The magnitude 7.2 quake that rocked Mexico's state of Baja California and parts of the American Southwest on April 4 caused the deformation in Earth's surface, according to radar images released by NASA on Wednesday.
The data reveals that in the area studied, the quake moved the Calexico, California region in a downward and southerly direction up to 80 centimeters (31 inches).
The quake shifted the crust on the Mexican side of the border even more -- as much as 10 feet, said scientists at the Jet Propulsion Loboratory (JPL), headquartered near Los Angeles.
A science team at JPL used the JPL-developed Uninhabited Aerial Vehicle Synthetic Aperture Radar (UAVSAR) to measure surface deformation from the quake.
The radar flies at an altitude of 12.5 kilometers (41,000 feet) on a Gulfstream-III aircraft from NASA's Dryden Flight Research Center, Edwards, California, according to the JPL.
The Easter Sunday quake killed two people, injured hundreds and caused substantial damage in the Mexicali area. There was more than 90 million dollars in damage in California alone.

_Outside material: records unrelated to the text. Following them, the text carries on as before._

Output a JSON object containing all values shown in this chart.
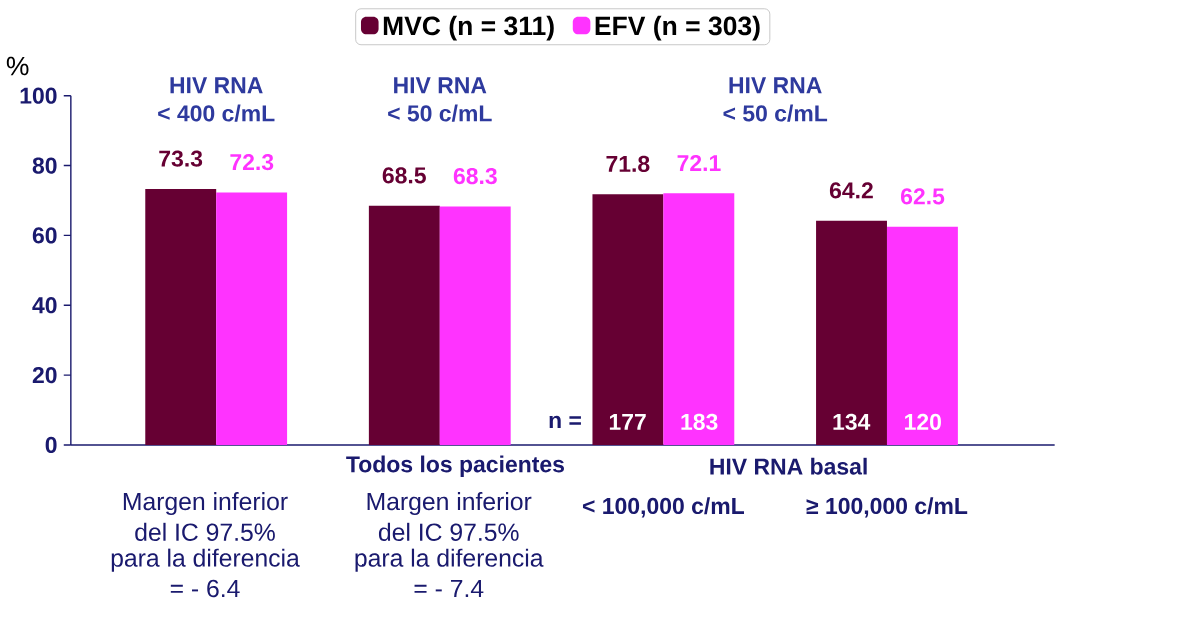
{
  "chart_data": {
    "type": "bar",
    "ylabel": "%",
    "categories": [
      null,
      null,
      "< 100,000 c/mL",
      "≥ 100,000 c/mL"
    ],
    "series": [
      {
        "name": "MVC (n = 311)",
        "color": "#660033",
        "values": [
          73.3,
          68.5,
          71.8,
          64.2
        ]
      },
      {
        "name": "EFV (n = 303)",
        "color": "#ff33ff",
        "values": [
          72.3,
          68.3,
          72.1,
          62.5
        ]
      }
    ],
    "ylim": [
      0,
      100
    ],
    "yticks": [
      0,
      20,
      40,
      60,
      80,
      100
    ],
    "grid": false,
    "legend": "top",
    "data_labels": true,
    "annotations": [
      "HIV RNA",
      "< 400 c/mL",
      "HIV RNA",
      "< 50 c/mL",
      "HIV RNA",
      "< 50 c/mL",
      "n =",
      "177",
      "183",
      "134",
      "120",
      "Todos los pacientes",
      "HIV RNA basal",
      "Margen  inferior",
      "del IC  97.5%",
      "para la diferencia",
      "= - 6.4",
      "Margen  inferior",
      "del IC  97.5%",
      "para la diferencia",
      "= - 7.4"
    ]
  }
}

The quake occurred along a geologically complex segment of the boundary between the North American and Pacific tectonic plates. The quake, the region's largest in nearly 120 years, was also felt in southern California and parts of Nevada and Arizona.
There have been thousands of aftershocks, extending from near the northern tip of the Gulf of California to a few miles northwest of the U.S. border.
The area northwest of the main rupture, along the trend of California's Elsinore fault, has been especially active, and was the site of a large, magnitude 5.7 aftershock on June 14.
Scientists are still working to determine the exact northwest extent of the main fault rupture, but it is clear it came within 10 kilometers (6 miles) of the UAVSAR swath, close to the point where the interferogram fringes converge, the JPL said.
"Continued measurements of the region should tell us whether the main fault rupture has moved north over time," said JPL geophysicist Andrea Donnellan, principal investigator of the UAVSAR project to map and assess seismic hazard in Southern California.